Pagina:Bosboom-Toussaint, Het Huis Honselaarsdijk in 1638 enz. (1886).pdf/159

Uit Wikisource
Deze pagina is proefgelezen

— De aanleiding van ’t geschil is mij niet helder; maar dit weet ik, Monseigneur! de Ridder de l’Espine is geene satisfactie schuldig aan dezen man, zelfs al had hij hem wat ruw behandeld; ’t is niet eens een deftig burger, ’t is niets dan eene soort van leerling of bediende van den konstenaar, dien men hier herberg geeft, onder voorwendsel, dat hij een portret van de Koningin zal maken!

De l’Espine, wel wat onaangenaam verrast over die verklaring, want alles bracht er hem toe Diedrik voor een man van opvoeding en geboorte te houden, zoo dan niet juist edelman, trok ietwat haastiger zijne hand uit die van Diedrik dan hij anders zou gedaan hebben, maar sprak toch:

— Mijnheer zij, wie hij zijn moge, zijne handelwijze heeft hem geadeld, en ik zal, hem iedere genoegdoening geven die hij wenscht.

— In trouwe, Mijnheer! ik wensch er geene andere dan deze ééne, met vrede te worden gelaten, zeide Diedrik.

— Dat is niet veeleischend voor ’t minst, zeide de l’Espine met een licht ironieken glimlach.

— Gij ziet het: deze persoon kenmerkt zich zelven! hij bekent zich niet fijn op het punt van eer.

— Er is eer en eer! Mevrouw de Markiezin de Sourdiac! sprak toen Diedrik vrij luid, terwijl hij haar naderde; de mijne acht ik niet te bestaan in een mensch om hals te brengen, wien ik gelukkig genoeg was voor eene doodelijke kwetsure te behoeden; maar zij bestaat in geene geheime aanslagen te maken tegen de eere van anderen, en als ik mij niet te zeer vergis, is dat eene opvatting van eere, die hofluiden wel eens averechts opnemen!

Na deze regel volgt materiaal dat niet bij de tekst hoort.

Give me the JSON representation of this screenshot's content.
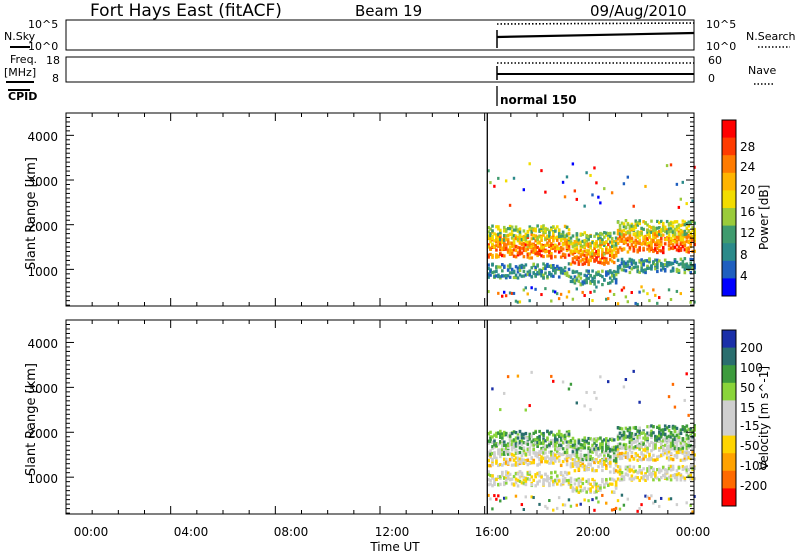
{
  "header": {
    "station": "Fort Hays East (fitACF)",
    "beam": "Beam 19",
    "date": "09/Aug/2010"
  },
  "top_panels": {
    "nsky": {
      "label": "N.Sky",
      "ticks": [
        "10^5",
        "10^0"
      ]
    },
    "nsearch": {
      "label": "N.Search",
      "ticks": [
        "10^5",
        "10^0"
      ]
    },
    "freq": {
      "label": "Freq.",
      "unit": "[MHz]",
      "ticks": [
        "18",
        "8"
      ]
    },
    "nave": {
      "label": "Nave",
      "ticks": [
        "60",
        "0"
      ]
    },
    "cpid": {
      "label": "CPID",
      "value": "normal 150"
    }
  },
  "power_panel": {
    "ylabel": "Slant Range [km]",
    "yticks": [
      "4000",
      "3000",
      "2000",
      "1000"
    ],
    "colorbar_label": "Power [dB]",
    "colorbar_ticks": [
      "28",
      "24",
      "20",
      "16",
      "12",
      "8",
      "4"
    ],
    "colors": [
      "#ff0000",
      "#ff3b00",
      "#ff7b00",
      "#ffb400",
      "#f2dc00",
      "#9acb3a",
      "#3f9b6e",
      "#2b8a8a",
      "#1f5fbf",
      "#0000ff"
    ]
  },
  "velocity_panel": {
    "ylabel": "Slant Range [km]",
    "yticks": [
      "4000",
      "3000",
      "2000",
      "1000"
    ],
    "colorbar_label": "Velocity [m s^-1]",
    "colorbar_ticks": [
      "200",
      "100",
      "50",
      "15",
      "-15",
      "-50",
      "-100",
      "-200"
    ],
    "colors": [
      "#1a2fa8",
      "#2a6e6e",
      "#3d9b3d",
      "#8ad43a",
      "#cfcfcf",
      "#cfcfcf",
      "#ffd400",
      "#ffa200",
      "#ff6a00",
      "#ff0000"
    ]
  },
  "xaxis": {
    "ticks": [
      "00:00",
      "04:00",
      "08:00",
      "12:00",
      "16:00",
      "20:00",
      "00:00"
    ],
    "label": "Time UT"
  },
  "chart_data": [
    {
      "type": "heatmap",
      "title": "Power",
      "xlabel": "Time UT",
      "ylabel": "Slant Range [km]",
      "xlim": [
        0,
        24
      ],
      "ylim": [
        180,
        4500
      ],
      "zlim": [
        0,
        30
      ],
      "data_start_hour": 16.1,
      "bands": [
        {
          "range_km": 1000,
          "value": 8
        },
        {
          "range_km": 1450,
          "value": 24
        },
        {
          "range_km": 1650,
          "value": 20
        },
        {
          "range_km": 1850,
          "value": 14
        }
      ]
    },
    {
      "type": "heatmap",
      "title": "Velocity",
      "xlabel": "Time UT",
      "ylabel": "Slant Range [km]",
      "xlim": [
        0,
        24
      ],
      "ylim": [
        180,
        4500
      ],
      "zlim": [
        -200,
        200
      ],
      "data_start_hour": 16.1,
      "bands": [
        {
          "range_km": 1000,
          "value": 0
        },
        {
          "range_km": 1450,
          "value": -30
        },
        {
          "range_km": 1700,
          "value": 40
        },
        {
          "range_km": 1900,
          "value": 100
        }
      ]
    }
  ]
}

Mevrouw de Sourdiac, wier geweten haar op dit punt verwijten deed, die zelfs door geene zoo sterke toespeling behoefden opgewekt te worden, zou sterk gekleurd hebben, zoo zij niet ware geblanket geweest; maar zij had toch de vermetelheid te antwoorden: — Ik acht dat de konstenaar, uw Meester, die voor een origineel persoon wil doorgaan, zijn leerling africht op ongepaste aardigheden tegen lieden van qualiteit.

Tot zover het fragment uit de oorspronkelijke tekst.